Test Example 6-1: Verification of Smad2 Phosphorylation Inhibitory Effect

[0116] Myostatin (MSTN) is known to induce myoatrophy by increasing ubiquitin proteasome pathway (UPP)-mediated protein degradation through activation of the activin type II receptor (ActRIIB)-Smad2 signaling pathway. Therefore, to investigate the inhibitory effect of the processed ginseng extracts of the present invention on myoatrophy caused by myostatin, it was examined whether or not Smad2 phosphorylation was inhibited in the ActRIIB-Smad2 pathway.

[0117] The myotubes differentiated by the same method as in Test Example 5-2 were treated with myostatin and the processed ginseng extract of Example 2 to secure cells, and the cells were subjected to Western blotting. The treatment concentrations of the processed ginseng extract of Example 2 was 0, 10, 30, and 100 g/ml. A lysis buffer was added to the secured cells to lyse cells, and then centrifugation was used to secure proteins of the supernatant. The secured proteins of the supernatant were separated through sodium dodecyl sulfate polyacrylamide gel electrophoresis (SDS-PAGE) and transferred to a polyvinylidene fluoride (PVDF) membrane. The membrane was blocked by a blocking solution, treated with a primary antibody in order to determine the amounts of Smad2 and phosphorylated Smad2 (pSmad2), and then treated with a secondary antibody to the primary antibody. Then, enhanced chemiluminescence (ECL, Amersham) was used to examine protein expression. The protein band density was quantified, and the results are shown in FIG. 7.

[0118] As can be seen from the protein expression band results in FIG. 7A and the results of quantifying expression levels in FIG. 7B, it was verified that Smad2 phosphorylation (pSmad2) was increased when the myotubes were treated with myostatin (MSTN) while Smad2 phosphorylation (pSmad2) was reduced with the increase of the treatment concentration when the myotubes were treated with the processed ginseng extract of Example 2.

Test Example 6-2: Verification of MyoD Degradation Pathway Inhibitory Effect

[0119] It has been known that the degradation of MyoD, a core transcription factor in the expression of myofibrillar proteins important for myogenesis, is driven by the UPP procedure activated via the myostatin (MSTN)-ActRIIB-Smad2 pathway. The UPP procedure is regulated by ubiquitinated E3 ligases specialized to a protein of interest, and MAFbx is known to be the E3 ligase of MyoD, which is a core in this procedure. Therefore, the changes in MyoD and MAFbx contents were examined to investigate the inhibitory effect of the processed ginseng extract of the present invention on myoatrophy caused by myostatin.

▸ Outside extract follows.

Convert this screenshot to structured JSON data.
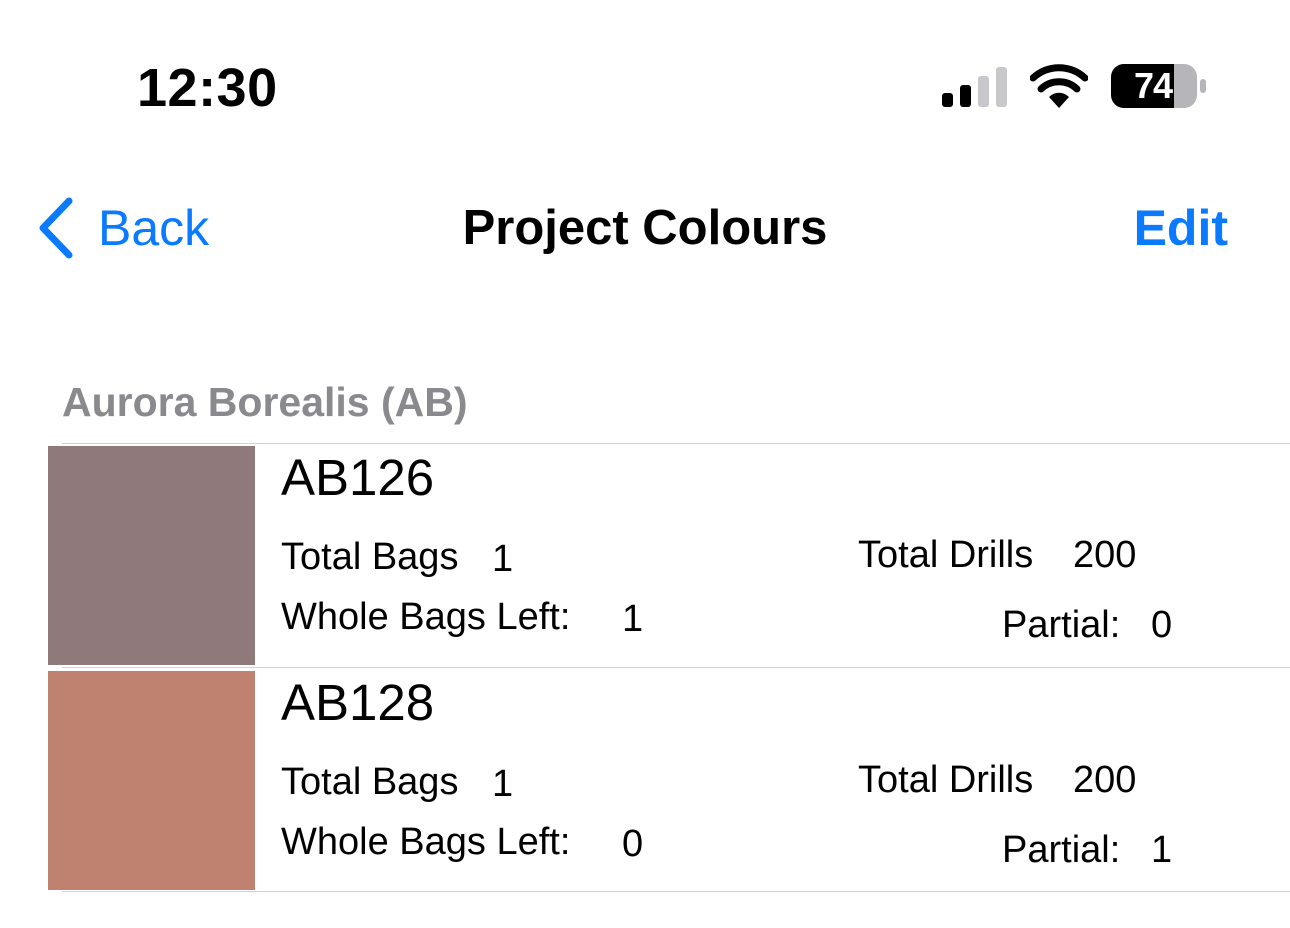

[0120] The myotubes differentiated by the same method as in Test Example 5-2 were treated with myostatin and the processed ginseng extract of Example 2 to secure cells. The treatment concentrations of the processed ginseng extract of Example 2 was 30 g/ml. The secured cells were subjected to Western blotting using antibodies corresponding to MyoD and MAFbx by the same method as in Test Example 6-1, and the results are shown in FIG. 8.

[0121] As shown in the MAFbx and MyoD protein expression band results in FIG. 8A and the quantification results of MAFbx (FIG. 8B) and MyoD (FIG. 8C) expression levels, the treatment of myotubes with myostatin (MSTN) resulted in an increase in MAFbx expression and a reduction in MyoD expression, while the treatment with the processed ginseng extract of Example 2 resulted in a reduction in MAFbx expression increased by MSTN and an increase in MyoD expression reduced by MSTN.

[0122] It can be seen through the results of Test Examples 6-1 and 6-2 that the processed ginseng extracts of the present invention promoted myogenesis by inhibiting signaling of the myogenesis inhibitor myostatin.